De fil en aiguille, et en me creusant l’entrepreneur (une autre découverte que la sortie de l’université m’a permis de faire), j’en suis arrivé à la conclusion qu’il pourrait m’être possible de développer un créneau historique à mon travail, quitte à en monétiser des produits dérivés : livres électroniques, conférences, ateliers et visites guidées… Les possibilités sont quasiment infinies et, quand on sait que les universitaires se cantonnent à leurs publications spécialisées et que l’histoire grand public est souvent faite par des journalistes ou des amateurs sans formation particulière, j’ai comme le pressentiment qu’il existe un terrain de jeu où j’aurai assez d’espace pour m’amuser. Du moins, je tenterai le coup, on verra bien!
Je vous invite évidemment à suivre les développements à cet égard, mais j’aimerais surtout que vous me disiez ce que vous en pensez et si vous avez des idées de sujets à développer.
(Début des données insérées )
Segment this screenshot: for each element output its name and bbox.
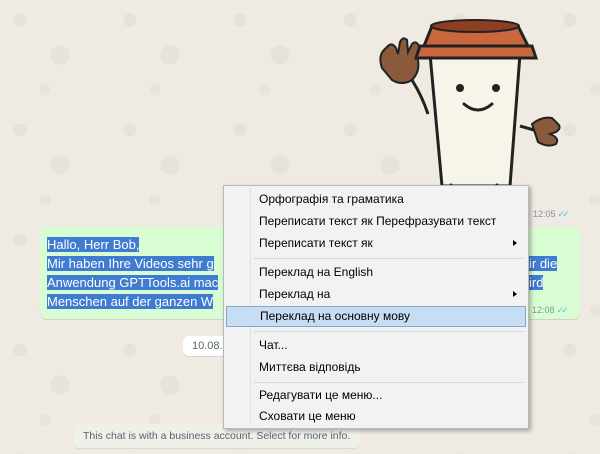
menu-item-rewrite-as[interactable]: Переписати текст як [226,233,526,254]
menu-item-spelling-grammar[interactable]: Орфографія та граматика [226,189,526,210]
menu-item-label: Орфографія та граматика [259,192,404,206]
hand-icon [519,116,561,147]
submenu-arrow-icon [513,240,517,246]
context-menu: Орфографія та граматика Переписати текст… [223,185,529,429]
message-timestamp: 12:08 ✓✓ [532,305,569,316]
menu-item-label: Переклад на English [259,265,374,279]
read-ticks-icon: ✓✓ [556,305,569,315]
menu-item-label: Миттєва відповідь [259,360,361,374]
menu-item-label: Редагувати це меню... [259,388,383,402]
menu-item-rephrase[interactable]: Переписати текст як Перефразувати текст [226,211,526,232]
sticker-time-text: 12:05 [533,209,556,219]
menu-item-label: Сховати це меню [259,409,356,423]
menu-item-label: Чат... [259,338,288,352]
menu-item-translate-to[interactable]: Переклад на [226,284,526,305]
coffee-cup-sticker[interactable] [372,6,572,196]
message-line: Menschen auf der ganzen W [47,294,214,309]
message-line: Mir haben Ihre Videos sehr g [47,256,214,271]
menu-separator [254,382,524,383]
menu-item-edit-menu[interactable]: Редагувати це меню... [226,385,526,406]
sticker-timestamp: 12:05 ✓✓ [533,209,570,220]
menu-item-translate-main-language[interactable]: Переклад на основну мову [226,306,526,327]
menu-separator [254,258,524,259]
menu-item-chat[interactable]: Чат... [226,335,526,356]
message-fragment-right: ir die ird [529,254,558,292]
menu-item-label: Переписати текст як Перефразувати текст [259,214,497,228]
submenu-arrow-icon [513,291,517,297]
menu-item-label: Переписати текст як [259,236,373,250]
read-ticks-icon: ✓✓ [557,209,570,219]
message-fragment: ird [529,275,544,290]
message-fragment: ir die [529,256,558,271]
menu-item-label: Переклад на [259,287,331,301]
menu-separator [254,331,524,332]
message-time-text: 12:08 [532,305,555,315]
menu-item-translate-english[interactable]: Переклад на English [226,262,526,283]
message-line: Hallo, Herr Bob, [47,237,140,252]
menu-item-label: Переклад на основну мову [260,309,411,323]
menu-item-instant-reply[interactable]: Миттєва відповідь [226,357,526,378]
message-line: Anwendung GPTTools.ai mac [47,275,219,290]
menu-item-hide-menu[interactable]: Сховати це меню [226,406,526,427]
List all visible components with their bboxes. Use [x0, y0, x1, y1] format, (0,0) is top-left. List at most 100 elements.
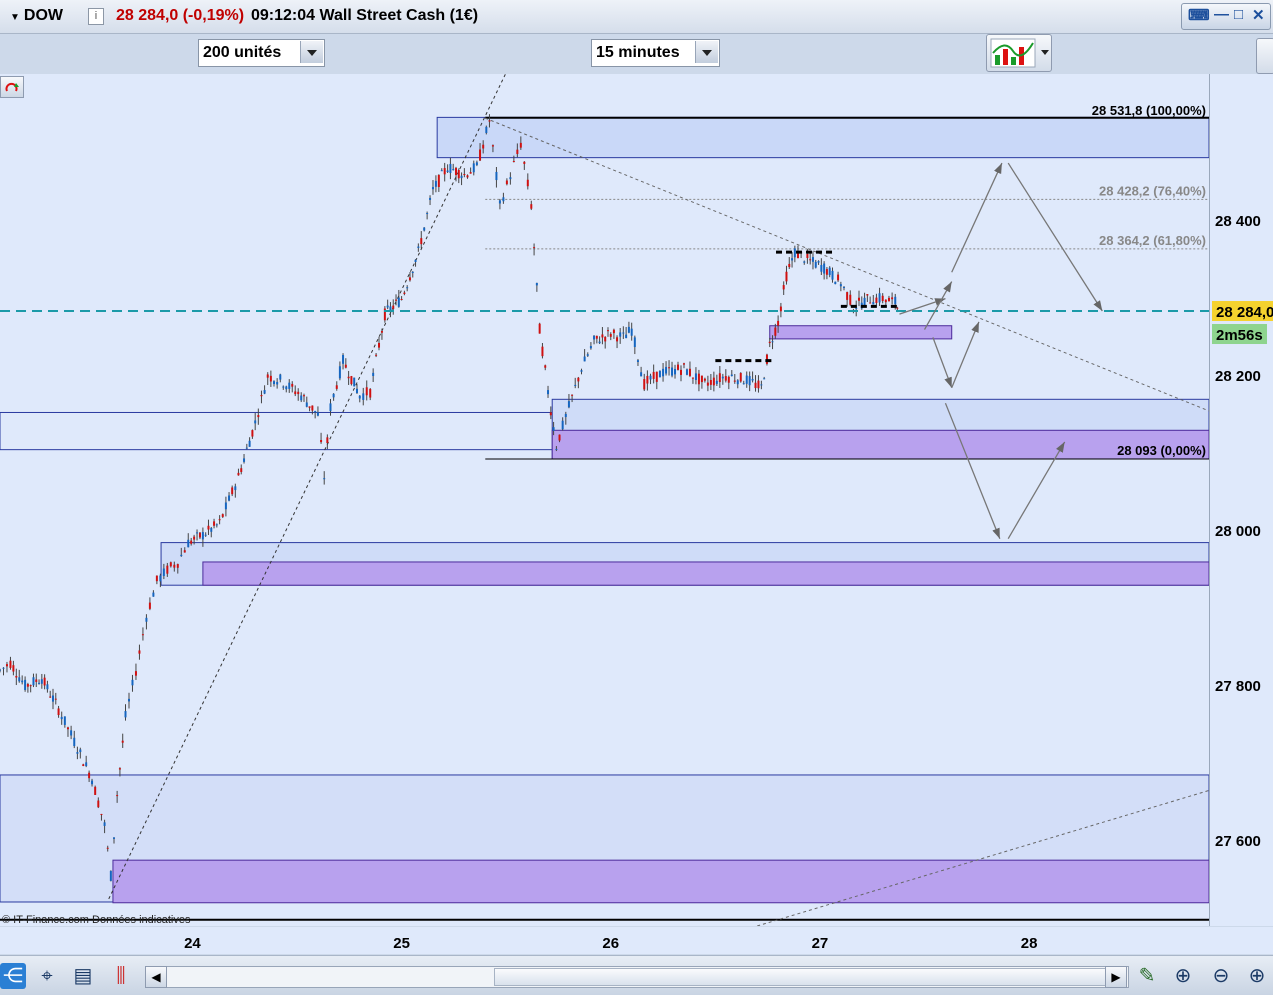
- y-tick-label: 27 800: [1215, 678, 1261, 695]
- candle-body: [609, 333, 612, 337]
- candle-body: [733, 380, 736, 382]
- candle-body: [43, 677, 46, 686]
- maximize-icon[interactable]: □: [1234, 6, 1243, 23]
- candle-body: [0, 669, 1, 671]
- candle-body: [658, 370, 661, 378]
- candle-body: [420, 238, 423, 245]
- scenario-arrow: [951, 321, 980, 388]
- candle-body: [397, 297, 400, 307]
- chevron-down-icon: [695, 41, 718, 63]
- close-icon[interactable]: ✕: [1252, 6, 1265, 24]
- demand-zone: [112, 859, 1210, 904]
- share-icon[interactable]: ⋲: [0, 963, 26, 989]
- units-select[interactable]: 200 unités: [198, 39, 325, 67]
- scroll-thumb[interactable]: [494, 968, 1126, 986]
- scroll-right-icon[interactable]: ▶: [1105, 966, 1127, 988]
- candle-body: [530, 204, 533, 209]
- zoom-in-icon[interactable]: ⊕: [1244, 963, 1270, 989]
- candle-body: [774, 327, 777, 336]
- candle-body: [630, 328, 633, 336]
- price-axis[interactable]: 28 400 28 200 28 000 27 800 27 600 28 284,0 2m…: [1210, 74, 1273, 926]
- candle-body: [485, 126, 488, 133]
- candle-body: [282, 386, 285, 388]
- side-panel-toggle[interactable]: [1256, 38, 1273, 74]
- candle-body: [601, 334, 604, 338]
- candle-body: [739, 372, 742, 382]
- candle-body: [691, 377, 694, 379]
- info-icon[interactable]: i: [88, 8, 104, 25]
- candle-body: [622, 332, 625, 334]
- interval-select[interactable]: 15 minutes: [591, 39, 720, 67]
- zoom-out-icon[interactable]: ⊖: [1208, 963, 1234, 989]
- candle-body: [408, 277, 411, 281]
- demand-zone: [769, 325, 953, 340]
- candle-body: [423, 227, 426, 231]
- candle-body: [82, 764, 85, 766]
- candle-body: [116, 795, 119, 797]
- zoom-fit-icon[interactable]: ⊕: [1170, 963, 1196, 989]
- candle-body: [2, 667, 5, 669]
- candle-body: [552, 427, 555, 431]
- candle-body: [183, 550, 186, 553]
- draw-tool-icon[interactable]: ✎: [1134, 963, 1160, 989]
- candle-body: [454, 167, 457, 176]
- candle-body: [721, 376, 724, 379]
- indicators-button[interactable]: [986, 34, 1052, 72]
- candle-body: [118, 768, 121, 770]
- candle-body: [213, 521, 216, 526]
- candles-icon[interactable]: ⫼: [108, 963, 134, 989]
- candle-body: [406, 287, 409, 289]
- candle-body: [269, 375, 272, 382]
- candle-body: [857, 297, 860, 301]
- candle-body: [380, 330, 383, 333]
- candle-body: [768, 341, 771, 344]
- x-tick-label: 24: [184, 935, 201, 952]
- candle-body: [469, 172, 472, 174]
- price-chart[interactable]: 28 531,8 (100,00%) 28 428,2 (76,40%) 28 36…: [0, 50, 1210, 927]
- candle-body: [245, 447, 248, 449]
- candle-body: [846, 292, 849, 300]
- candle-body: [85, 762, 88, 766]
- symbol-selector[interactable]: ▼ DOW: [10, 7, 63, 25]
- candle-body: [288, 382, 291, 389]
- candle-body: [649, 375, 652, 380]
- refresh-icon[interactable]: [0, 76, 24, 98]
- candle-body: [677, 364, 680, 370]
- candle-body: [134, 671, 137, 676]
- candle-body: [674, 368, 677, 375]
- candle-body: [736, 380, 739, 385]
- symbol-label: DOW: [23, 7, 64, 24]
- minimize-icon[interactable]: —: [1214, 6, 1229, 23]
- scroll-left-icon[interactable]: ◀: [145, 966, 167, 988]
- candle-body: [685, 369, 688, 375]
- candle-body: [166, 565, 169, 574]
- fib-level-label: 28 093 (0,00%): [1117, 443, 1206, 458]
- candle-body: [541, 346, 544, 357]
- time-scrollbar[interactable]: [145, 966, 1129, 988]
- candle-body: [604, 336, 607, 342]
- candle-body: [509, 177, 512, 180]
- candle-body: [431, 187, 434, 190]
- candle-body: [302, 395, 305, 397]
- candle-body: [633, 337, 636, 348]
- candle-body: [791, 258, 794, 261]
- candle-body: [365, 387, 368, 396]
- crosshair-icon[interactable]: ⌖: [34, 963, 60, 989]
- candle-body: [682, 363, 685, 365]
- candle-body: [400, 298, 403, 300]
- candle-body: [411, 271, 414, 273]
- time-axis[interactable]: 24 25 26 27 28: [0, 927, 1273, 954]
- candle-body: [709, 379, 712, 385]
- candle-body: [688, 368, 691, 376]
- candle-body: [112, 837, 115, 839]
- x-tick-label: 28: [1021, 935, 1038, 952]
- candle-body: [763, 378, 766, 380]
- trendline-down: [485, 117, 1210, 412]
- chart-plot[interactable]: 28 531,8 (100,00%) 28 428,2 (76,40%) 28 36…: [0, 50, 1210, 927]
- candle-body: [519, 142, 522, 148]
- list-icon[interactable]: ▤: [70, 963, 96, 989]
- candle-body: [297, 391, 300, 395]
- candle-body: [625, 334, 628, 339]
- keyboard-icon[interactable]: ⌨: [1188, 6, 1210, 24]
- candle-body: [103, 822, 106, 826]
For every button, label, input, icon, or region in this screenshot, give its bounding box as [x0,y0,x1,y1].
Pour l’instant, je continuerai de plancher sur la fête nationale, les tavernes, les hommes forts et aussi l’accent québécois (y compris les sacres). Je veux travailler à montrer la culture québécoise à des Québécois qui, trop souvent, se cherchent et se connaissent mal. Je crois que ce travail doit être collectif, que tout un chacun a quelque chose à dire, des histoires de familles, des morceaux de trésor cachés quelque part dans un grenier, une grange ou un sous-sol. Mettons ces morceaux en commun pour tisser la courtepointe de la culture québécoise.
Je vous redonne des nouvelles sous peu!